走ることをモチーフにした小説としては、やはりなんといってもアラン・シリトーの『長距離走者の孤独』である。読んだのは、たしか中学生の時だったと思う。作品の世界に入り込むことができた。あれからうん十年、月日の経つのは早い。学校の体育の時間という苦行から解放されて以来、あえて走るという行為を行うことは、まったくもってなくなってしまった。電車に遅れそうになって走ることはあったけれども、それは決して、魂を何かから解放するための行いではなかった。しかも、遅れたら遅れたでかまわないと、日常世界のコードにこだわらない生活を送ってしまえば、非日常の世界に入り込むために走るということからますます遠ざかってしまう。走ることが歩くことの延長線上にあって、しかも歩くことから走ることに移行するのは何かの一線を超えることであって、日常生活の空間に突然ぽっかりと開いた別の世界に入り込んでいくことにさえなるかもしれないと、そう想像できるようになるためには、小説やエッセイの力を借りるしかない。『長距離走者の孤独』からうん十年、3冊紹介してみたい。

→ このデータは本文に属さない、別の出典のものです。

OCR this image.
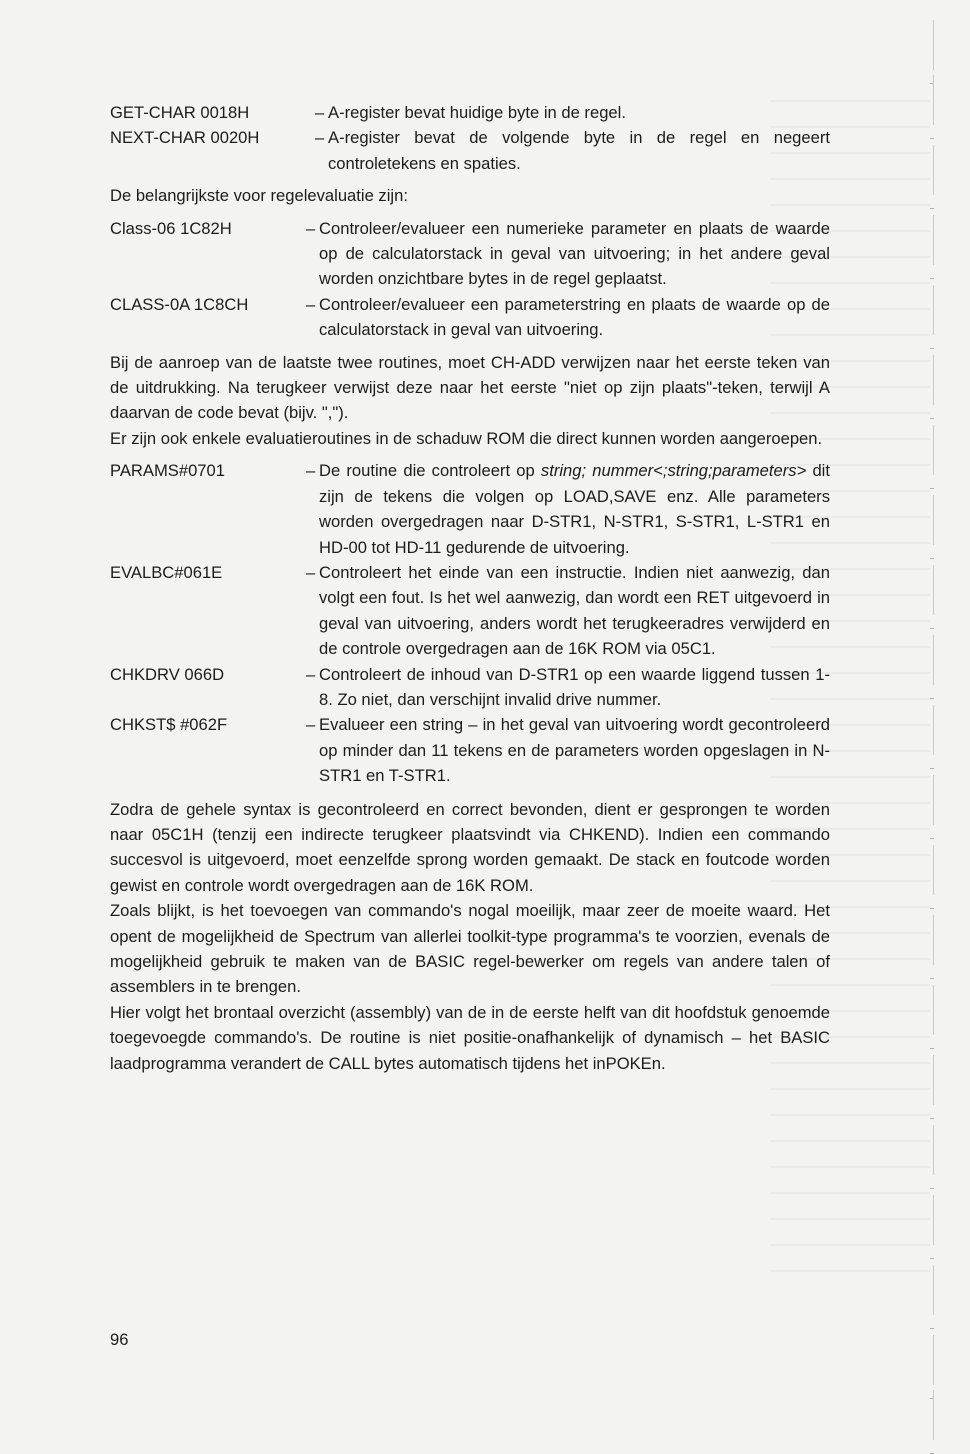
GET-CHAR 0018H	– A-register bevat huidige byte in de regel.
NEXT-CHAR 0020H	– A-register bevat de volgende byte in de regel en negeert controletekens en spaties.

De belangrijkste voor regelevaluatie zijn:

Class-06 1C82H	– Controleer/evalueer een numerieke parameter en plaats de waarde op de calculatorstack in geval van uitvoering; in het andere geval worden onzichtbare bytes in de regel geplaatst.
CLASS-0A 1C8CH	– Controleer/evalueer een parameterstring en plaats de waarde op de calculatorstack in geval van uitvoering.

Bij de aanroep van de laatste twee routines, moet CH-ADD verwijzen naar het eerste teken van de uitdrukking. Na terugkeer verwijst deze naar het eerste "niet op zijn plaats"-teken, terwijl A daarvan de code bevat (bijv. ",").

Er zijn ook enkele evaluatieroutines in de schaduw ROM die direct kunnen worden aangeroepen.

PARAMS#0701	– De routine die controleert op string; nummer<;string;parameters> dit zijn de tekens die volgen op LOAD,SAVE enz. Alle parameters worden overgedragen naar D-STR1, N-STR1, S-STR1, L-STR1 en HD-00 tot HD-11 gedurende de uitvoering.
EVALBC#061E	– Controleert het einde van een instructie. Indien niet aanwezig, dan volgt een fout. Is het wel aanwezig, dan wordt een RET uitgevoerd in geval van uitvoering, anders wordt het terugkeeradres verwijderd en de controle overgedragen aan de 16K ROM via 05C1.
CHKDRV 066D	– Controleert de inhoud van D-STR1 op een waarde liggend tussen 1-8. Zo niet, dan verschijnt invalid drive nummer.
CHKST$ #062F	– Evalueer een string – in het geval van uitvoering wordt gecontroleerd op minder dan 11 tekens en de parameters worden opgeslagen in N-STR1 en T-STR1.

Zodra de gehele syntax is gecontroleerd en correct bevonden, dient er gesprongen te worden naar 05C1H (tenzij een indirecte terugkeer plaatsvindt via CHKEND). Indien een commando succesvol is uitgevoerd, moet eenzelfde sprong worden gemaakt. De stack en foutcode worden gewist en controle wordt overgedragen aan de 16K ROM.

Zoals blijkt, is het toevoegen van commando's nogal moeilijk, maar zeer de moeite waard. Het opent de mogelijkheid de Spectrum van allerlei toolkit-type programma's te voorzien, evenals de mogelijkheid gebruik te maken van de BASIC regel-bewerker om regels van andere talen of assemblers in te brengen.

Hier volgt het brontaal overzicht (assembly) van de in de eerste helft van dit hoofdstuk genoemde toegevoegde commando's. De routine is niet positie-onafhankelijk of dynamisch – het BASIC laadprogramma verandert de CALL bytes automatisch tijdens het inPOKEn.

96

森絵都はすばらしい。彼女は児童向きとヤングアダルト向きと純正アダルト向きという、三つの世界を一つにしてしまった。まるで本の年齢別という領域の垣根を取り払って、子供から大人まで誰でも楽しめる大きな空き地を作ってしまったようだ。本書『ラン』では、自転車モナミ1号が光の道を"向こう"の世界に向かって走りぬけてゆく。でも、いろいろあって、主人公は自分の足で走ることを決心する。ドコロさんはじめ仲間たちのいきいきとしたキャラ設定がとてもいい。紙面がブラウン管になってしまったようだ。ひとりひとり何かを抱えたド素人ランナーたちの息づかいが、はっきりと聞こえてくる。

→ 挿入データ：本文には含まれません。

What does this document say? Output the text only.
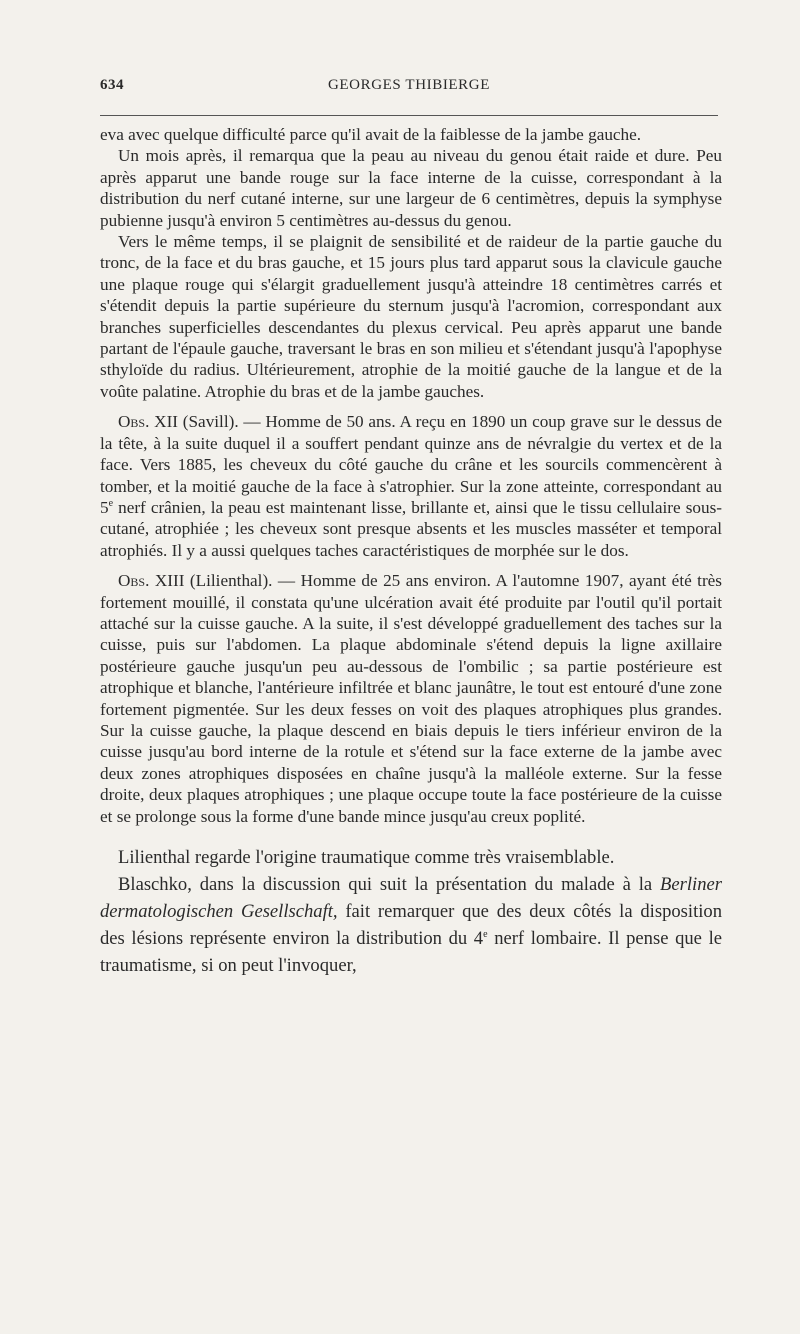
634	GEORGES THIBIERGE

eva avec quelque difficulté parce qu'il avait de la faiblesse de la jambe gauche.

Un mois après, il remarqua que la peau au niveau du genou était raide et dure. Peu après apparut une bande rouge sur la face interne de la cuisse, correspondant à la distribution du nerf cutané interne, sur une largeur de 6 centimètres, depuis la symphyse pubienne jusqu'à environ 5 centimètres au-dessus du genou.

Vers le même temps, il se plaignit de sensibilité et de raideur de la partie gauche du tronc, de la face et du bras gauche, et 15 jours plus tard apparut sous la clavicule gauche une plaque rouge qui s'élargit graduellement jusqu'à atteindre 18 centimètres carrés et s'étendit depuis la partie supérieure du sternum jusqu'à l'acromion, correspondant aux branches superficielles descendantes du plexus cervical. Peu après apparut une bande partant de l'épaule gauche, traversant le bras en son milieu et s'étendant jusqu'à l'apophyse sthyloïde du radius. Ultérieurement, atrophie de la moitié gauche de la langue et de la voûte palatine. Atrophie du bras et de la jambe gauches.

Obs. XII (Savill). — Homme de 50 ans. A reçu en 1890 un coup grave sur le dessus de la tête, à la suite duquel il a souffert pendant quinze ans de névralgie du vertex et de la face. Vers 1885, les cheveux du côté gauche du crâne et les sourcils commencèrent à tomber, et la moitié gauche de la face à s'atrophier. Sur la zone atteinte, correspondant au 5e nerf crânien, la peau est maintenant lisse, brillante et, ainsi que le tissu cellulaire sous-cutané, atrophiée ; les cheveux sont presque absents et les muscles masséter et temporal atrophiés. Il y a aussi quelques taches caractéristiques de morphée sur le dos.

Obs. XIII (Lilienthal). — Homme de 25 ans environ. A l'automne 1907, ayant été très fortement mouillé, il constata qu'une ulcération avait été produite par l'outil qu'il portait attaché sur la cuisse gauche. A la suite, il s'est développé graduellement des taches sur la cuisse, puis sur l'abdomen. La plaque abdominale s'étend depuis la ligne axillaire postérieure gauche jusqu'un peu au-dessous de l'ombilic ; sa partie postérieure est atrophique et blanche, l'antérieure infiltrée et blanc jaunâtre, le tout est entouré d'une zone fortement pigmentée. Sur les deux fesses on voit des plaques atrophiques plus grandes. Sur la cuisse gauche, la plaque descend en biais depuis le tiers inférieur environ de la cuisse jusqu'au bord interne de la rotule et s'étend sur la face externe de la jambe avec deux zones atrophiques disposées en chaîne jusqu'à la malléole externe. Sur la fesse droite, deux plaques atrophiques ; une plaque occupe toute la face postérieure de la cuisse et se prolonge sous la forme d'une bande mince jusqu'au creux poplité.

Lilienthal regarde l'origine traumatique comme très vraisemblable.

Blaschko, dans la discussion qui suit la présentation du malade à la Berliner dermatologischen Gesellschaft, fait remarquer que des deux côtés la disposition des lésions représente environ la distribution du 4e nerf lombaire. Il pense que le traumatisme, si on peut l'invoquer,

あさのあつこの『ランナー』は、ヒット作品『バッテリー』の陸上版。でも、長距離走者が抱えて走る重たいものの一例を、おもわず目頭抑えてしまう物語の展開の中で、はっきりと胸元にかざしてありありとみせてくれる。野球のピッチャーと長距離走者は、あさのあつこの世界ではかなり似ているようだ。読んで納得。ヤングアダルトものが龍だ魔法だの奇々怪々オカルトものばかりになってしまった昨今、彼女にはがんばって欲しい。

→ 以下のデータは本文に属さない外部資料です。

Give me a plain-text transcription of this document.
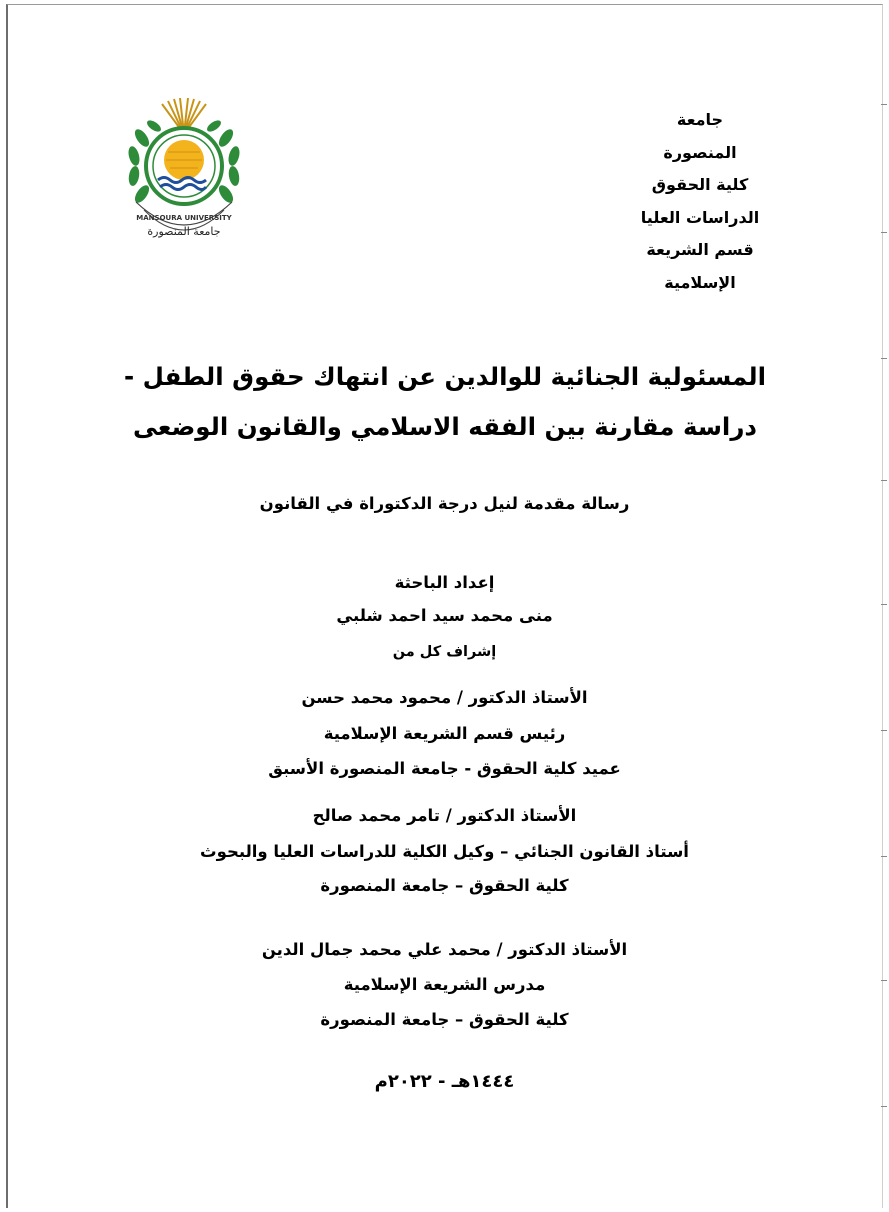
MANSOURA UNIVERSITY
جامعة المنصورة
جامعة
المنصورة
كلية الحقوق
الدراسات العليا
قسم الشريعة
الإسلامية
المسئولية الجنائية للوالدين عن انتهاك حقوق الطفل -
دراسة مقارنة بين الفقه الاسلامي والقانون الوضعى
رسالة مقدمة لنيل درجة الدكتوراة في القانون
إعداد الباحثة
منى محمد سيد احمد شلبي
إشراف كل من
الأستاذ الدكتور / محمود محمد حسن
رئيس قسم الشريعة الإسلامية
عميد كلية الحقوق - جامعة المنصورة الأسبق
الأستاذ الدكتور / تامر محمد صالح
أستاذ القانون الجنائي – وكيل الكلية للدراسات العليا والبحوث
كلية الحقوق – جامعة المنصورة
الأستاذ الدكتور / محمد علي محمد جمال الدين
مدرس الشريعة الإسلامية
كلية الحقوق – جامعة المنصورة
١٤٤٤هـ - ٢٠٢٢م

最後に村上春樹のエッセイ。彼自身の、走ることについてのパーソナルな歴史について書かれた本。しかし、彼自身による作品論も散見され、ファンには必読の書といえそう。もちろん、ファンならずとも、読んでいて引き込まれる。走ることのつらさが、紙面から湯気を立てて読み手に伝わってくる。この本を読んで、村上春樹の海外での優雅な生活に、売れっ子小説家の華やかさを読み取る向きもあるかもしれない。けれども、本書には一語も書かれてはいないが、売れっ子小説家の抱えるプレッシャーの重さは、読者には計り知れないものがあるのではないか。下手なものは書けない。好きなものだけ書いているわけにもいかない。走ることのつらさは書くことのプレッシャーと同じだけの負荷を身体に与えるのかもしれない。でも、走ることは書くことと同じで、こころを何か重たく臭くべちゃべちゃとげとげしたものから、すっきりと解放してくれることもある。そんなことを想像しながら読み進めることができた。